An easy to make traditional bread pudding recipe. Makes 9 squares so should serve 9! Serve on its own or with custard or cream/ice cream.
Ingredients for Traditional Bread Pudding:
- 1 large unsliced white loaf
- ½ pint cold water
- 4oz butter
- 4oz soft dark brown sugar
- 2 tbs black treacle
- 6oz currants
- 6oz sultanas
- 6oz raisins
- 3oz minced chopped peel
- 3 eggs well beaten
- Finely grated rind of orange
- 2 tps Caster sugar
Method for Traditional Bread Pudding:
- Remove and discard the crusts from the bread then cut the hole loaf into small cubes.
- Put in a large mixing bowl with water and leave to stand for 30 minutes.
- Drain the water then add the remaining ingredients bar the caster sugar.
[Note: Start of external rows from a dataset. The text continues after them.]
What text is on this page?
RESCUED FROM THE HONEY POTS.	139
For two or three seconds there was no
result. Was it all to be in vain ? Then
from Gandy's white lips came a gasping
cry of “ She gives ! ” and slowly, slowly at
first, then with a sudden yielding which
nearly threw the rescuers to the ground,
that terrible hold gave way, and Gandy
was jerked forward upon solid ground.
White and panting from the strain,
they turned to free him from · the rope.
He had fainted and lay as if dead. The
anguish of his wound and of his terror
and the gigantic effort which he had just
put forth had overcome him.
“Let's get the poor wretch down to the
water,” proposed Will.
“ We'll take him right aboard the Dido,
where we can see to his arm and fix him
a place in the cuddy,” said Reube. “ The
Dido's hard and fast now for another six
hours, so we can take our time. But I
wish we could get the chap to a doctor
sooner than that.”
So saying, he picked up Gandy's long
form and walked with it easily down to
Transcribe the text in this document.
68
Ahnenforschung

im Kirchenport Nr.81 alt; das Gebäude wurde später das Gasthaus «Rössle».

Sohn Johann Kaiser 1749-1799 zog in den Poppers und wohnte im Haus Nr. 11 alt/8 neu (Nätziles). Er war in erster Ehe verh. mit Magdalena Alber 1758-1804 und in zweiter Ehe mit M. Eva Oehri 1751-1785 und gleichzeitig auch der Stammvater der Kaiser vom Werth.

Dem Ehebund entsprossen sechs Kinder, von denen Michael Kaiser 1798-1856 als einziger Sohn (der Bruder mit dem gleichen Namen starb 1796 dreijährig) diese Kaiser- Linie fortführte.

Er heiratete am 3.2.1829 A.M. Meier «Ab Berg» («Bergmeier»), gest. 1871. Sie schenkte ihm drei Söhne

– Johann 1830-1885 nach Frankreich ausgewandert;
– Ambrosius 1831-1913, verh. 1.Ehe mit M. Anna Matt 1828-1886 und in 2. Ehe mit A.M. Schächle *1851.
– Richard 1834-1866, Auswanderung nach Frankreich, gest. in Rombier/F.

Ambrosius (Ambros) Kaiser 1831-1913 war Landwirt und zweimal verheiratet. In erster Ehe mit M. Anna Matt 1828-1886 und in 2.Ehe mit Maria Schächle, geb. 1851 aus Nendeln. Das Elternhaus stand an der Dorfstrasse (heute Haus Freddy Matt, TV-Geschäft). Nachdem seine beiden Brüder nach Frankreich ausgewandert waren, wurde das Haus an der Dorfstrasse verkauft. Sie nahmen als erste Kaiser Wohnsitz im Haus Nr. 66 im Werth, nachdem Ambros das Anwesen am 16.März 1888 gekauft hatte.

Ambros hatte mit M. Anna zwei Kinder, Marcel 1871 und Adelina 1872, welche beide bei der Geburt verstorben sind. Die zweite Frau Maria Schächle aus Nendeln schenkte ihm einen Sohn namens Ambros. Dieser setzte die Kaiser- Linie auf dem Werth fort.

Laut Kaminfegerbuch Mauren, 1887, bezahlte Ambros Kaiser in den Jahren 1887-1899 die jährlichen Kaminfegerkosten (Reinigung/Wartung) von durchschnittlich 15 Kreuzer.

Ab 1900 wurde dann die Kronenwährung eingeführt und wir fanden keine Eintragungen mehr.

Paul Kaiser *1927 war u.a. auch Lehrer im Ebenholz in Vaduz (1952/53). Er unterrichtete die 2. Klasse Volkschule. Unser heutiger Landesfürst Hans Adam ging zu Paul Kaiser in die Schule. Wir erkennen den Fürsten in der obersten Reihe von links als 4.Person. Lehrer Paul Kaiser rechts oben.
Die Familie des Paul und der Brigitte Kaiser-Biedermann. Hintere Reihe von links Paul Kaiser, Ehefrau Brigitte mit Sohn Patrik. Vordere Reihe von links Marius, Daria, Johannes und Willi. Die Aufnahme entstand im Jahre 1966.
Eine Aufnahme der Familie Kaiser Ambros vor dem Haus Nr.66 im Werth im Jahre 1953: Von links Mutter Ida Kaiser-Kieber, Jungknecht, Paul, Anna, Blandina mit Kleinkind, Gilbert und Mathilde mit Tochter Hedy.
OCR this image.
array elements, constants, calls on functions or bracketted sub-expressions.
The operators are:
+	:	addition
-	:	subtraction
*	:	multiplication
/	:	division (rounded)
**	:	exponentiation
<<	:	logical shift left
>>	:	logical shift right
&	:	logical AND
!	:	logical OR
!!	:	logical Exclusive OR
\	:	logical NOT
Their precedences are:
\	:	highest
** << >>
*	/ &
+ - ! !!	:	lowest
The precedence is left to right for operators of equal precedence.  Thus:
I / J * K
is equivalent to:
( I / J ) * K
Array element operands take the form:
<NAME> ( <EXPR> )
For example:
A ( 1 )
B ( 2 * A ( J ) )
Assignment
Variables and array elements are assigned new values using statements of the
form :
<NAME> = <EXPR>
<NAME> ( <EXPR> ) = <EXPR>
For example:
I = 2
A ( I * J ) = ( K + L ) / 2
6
- Mix thoroughly then spoon into the prepared tin and spread evenly.
- Bake in the centre of the oven 190°C for 1 ½ hours until firm to touch.
- Remove bread pudding from the oven and carefully turn onto wire rack to cool.
- Sprinkle with the caster sugar.
- Cut into squares when cold.
There are dozens if not hundreds of variations on bread pudding with TV chefs all making their own versions. This Traditional Bread Pudding is a good standard to base your own recipe on.